Ich schäme mich für...

  • in dem mittelmäßigen SachHörbuch , das ich gerade hörte, kam, während ich kochte, folgende Passage:


    "(...) und es gibt den Teil von Scham, der mit Bindung und Verbindung zu tun hat. Die neuere Forschung interessiert sich für den Zusammenhang zwischen Kontaktbedürfnis und Bindung von Säuglingen zu einer Kontaktperson und datiert das Entstehen von Schamgefühl auf den Entwicklungszeitraum zwischen dem ersten und zweiten Lebensjahr, auf den Zeitpunkt, ab dem Kinder kognitiv in der Lage sind, zwischen sich und anderen Menschen zu unterscheiden. Es handelt sich dabei um eine Scham, die mit Zurückweisung einhergeht, damit, dass die Bezugsperson, deren Blick wir suchen, den Blick von uns abgewendet hat. Eine Person, von der wir es erhoffen oder erwarten, gibt uns nicht, was wir gerade brauchen und damit resultiert die empfundene Scham aus der Diskrepanz zwischen einem Bedürfnis und dem, was das Gegenüber tut oder eben nicht tut.

    Scham hat ihren Ursprung gerade nicht darin, dass man etwas verbotenes tut oder ist, sondern im Abreissen der Kommunikation. Sie entsteht in dem Moment, wo die Verbindung zum anderen nicht mehr selbstverständlich und die eigene Abhängigkeit entsetzlich deutlich ist." (C. Koschmieder)


    Das hat mich übertrieben getroffen. Ich musste mich erst mal hinsetzten und traurig sein.

  • Zitat

    Es handelt sich dabei um eine Scham, die mit Zurückweisung einhergeht, damit, dass die Bezugsperson, deren Blick wir suchen, den Blick von uns abgewendet hat. Eine Person, von der wir es erhoffen oder erwarten, gibt uns nicht, was wir gerade brauchen und damit resultiert die empfundene Scham aus der Diskrepanz zwischen einem Bedürfnis und dem, was das Gegenüber tut oder eben nicht tut.

    das klingt sehr plausibel. Scham hat zumindest später auch viel mit dem Blick des anderen zu tun.

    Allerdings wird Scham (in den Texten, die wir gelesen haben) üblicherweise als „reifere“m komplexere und damit „spätere“ Emotion konzipiert, auch wenn sie zeitlich vor der Entwicklung des Schuldgefühls angesetzt zu werden scheint.
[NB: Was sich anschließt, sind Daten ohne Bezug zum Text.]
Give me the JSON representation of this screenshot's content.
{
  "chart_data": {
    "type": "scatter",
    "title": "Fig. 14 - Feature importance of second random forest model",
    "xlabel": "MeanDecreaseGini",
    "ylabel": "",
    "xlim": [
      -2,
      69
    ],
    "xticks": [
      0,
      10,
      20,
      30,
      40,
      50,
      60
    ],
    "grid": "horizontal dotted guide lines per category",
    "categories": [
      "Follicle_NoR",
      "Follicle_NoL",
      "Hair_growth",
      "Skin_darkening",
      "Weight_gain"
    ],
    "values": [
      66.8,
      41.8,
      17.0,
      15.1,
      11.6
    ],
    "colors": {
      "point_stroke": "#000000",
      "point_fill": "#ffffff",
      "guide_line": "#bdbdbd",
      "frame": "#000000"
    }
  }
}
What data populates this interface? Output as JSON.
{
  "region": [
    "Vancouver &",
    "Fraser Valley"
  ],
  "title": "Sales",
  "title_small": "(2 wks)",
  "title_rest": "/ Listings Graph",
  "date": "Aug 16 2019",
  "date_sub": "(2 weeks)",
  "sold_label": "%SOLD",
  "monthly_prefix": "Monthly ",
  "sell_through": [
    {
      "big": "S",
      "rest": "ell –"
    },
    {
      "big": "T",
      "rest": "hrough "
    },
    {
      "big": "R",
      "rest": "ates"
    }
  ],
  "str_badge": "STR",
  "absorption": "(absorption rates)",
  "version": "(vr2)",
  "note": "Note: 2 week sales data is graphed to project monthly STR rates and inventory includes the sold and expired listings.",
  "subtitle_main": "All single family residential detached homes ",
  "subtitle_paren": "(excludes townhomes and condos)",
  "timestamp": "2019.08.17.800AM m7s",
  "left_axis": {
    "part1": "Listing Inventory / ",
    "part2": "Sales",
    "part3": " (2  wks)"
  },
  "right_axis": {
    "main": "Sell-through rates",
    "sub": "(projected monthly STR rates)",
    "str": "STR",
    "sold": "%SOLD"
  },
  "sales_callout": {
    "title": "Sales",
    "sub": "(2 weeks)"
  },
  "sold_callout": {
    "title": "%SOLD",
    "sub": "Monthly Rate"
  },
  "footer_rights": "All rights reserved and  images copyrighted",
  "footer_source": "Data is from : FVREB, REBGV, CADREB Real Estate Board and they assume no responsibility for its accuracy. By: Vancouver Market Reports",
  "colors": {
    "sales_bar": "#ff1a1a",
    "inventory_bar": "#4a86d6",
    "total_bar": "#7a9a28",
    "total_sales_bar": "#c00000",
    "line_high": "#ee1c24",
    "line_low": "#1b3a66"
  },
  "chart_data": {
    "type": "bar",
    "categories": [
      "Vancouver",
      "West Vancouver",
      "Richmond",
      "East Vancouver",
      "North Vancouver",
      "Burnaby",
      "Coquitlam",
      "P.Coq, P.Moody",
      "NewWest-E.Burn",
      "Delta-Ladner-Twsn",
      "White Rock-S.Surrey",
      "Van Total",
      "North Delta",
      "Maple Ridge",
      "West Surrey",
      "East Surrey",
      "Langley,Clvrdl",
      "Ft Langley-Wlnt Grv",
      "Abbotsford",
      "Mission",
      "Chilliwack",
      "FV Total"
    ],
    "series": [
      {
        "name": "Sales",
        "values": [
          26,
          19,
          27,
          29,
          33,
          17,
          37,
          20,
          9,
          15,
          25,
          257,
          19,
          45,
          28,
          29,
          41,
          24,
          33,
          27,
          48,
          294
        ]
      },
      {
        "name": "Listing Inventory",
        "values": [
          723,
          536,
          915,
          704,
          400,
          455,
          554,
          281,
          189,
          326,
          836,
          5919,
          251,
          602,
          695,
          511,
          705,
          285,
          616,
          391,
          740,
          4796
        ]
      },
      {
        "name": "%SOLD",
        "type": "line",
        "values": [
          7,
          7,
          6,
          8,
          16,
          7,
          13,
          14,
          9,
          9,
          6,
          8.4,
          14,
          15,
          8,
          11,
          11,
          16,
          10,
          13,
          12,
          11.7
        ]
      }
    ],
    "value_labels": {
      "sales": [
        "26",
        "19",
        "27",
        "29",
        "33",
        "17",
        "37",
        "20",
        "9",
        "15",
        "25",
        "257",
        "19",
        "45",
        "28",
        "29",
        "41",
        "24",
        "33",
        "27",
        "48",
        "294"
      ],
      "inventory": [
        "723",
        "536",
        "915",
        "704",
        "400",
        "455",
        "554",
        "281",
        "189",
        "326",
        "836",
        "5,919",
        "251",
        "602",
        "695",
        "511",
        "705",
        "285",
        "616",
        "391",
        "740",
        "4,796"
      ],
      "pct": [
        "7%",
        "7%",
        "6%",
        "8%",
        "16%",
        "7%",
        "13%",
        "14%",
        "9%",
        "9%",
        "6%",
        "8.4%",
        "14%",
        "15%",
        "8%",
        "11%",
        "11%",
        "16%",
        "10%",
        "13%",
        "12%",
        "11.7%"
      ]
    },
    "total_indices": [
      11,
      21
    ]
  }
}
Scham bezieht sich ja auf einen bedrohten Selbstwert; sie besagt, dass man so, wie man ist, falsch sei.Das Kind muss darum eine gewisse Entwicklungsstufe (meist um das 3. LJ, so wird es angegeben) erreicht haben, um Scham - zumal bewusst, nicht nur als körperliche Empfindung, die es nicht zuordnen kann - empfinden und von Schuld (die besagt, dass man etwas Falsches/Verbotenes getan hat) unterscheiden zu können.

    Vielleicht geht es hier um die Ursprünge, d.h. die ersten Ansätze von Scham, die sich im Weiteren (bei entsprechender Wahrnehmung und Entwicklung) zu einem zu bewusst gefühlten Schamgefühl weiterentwickeln.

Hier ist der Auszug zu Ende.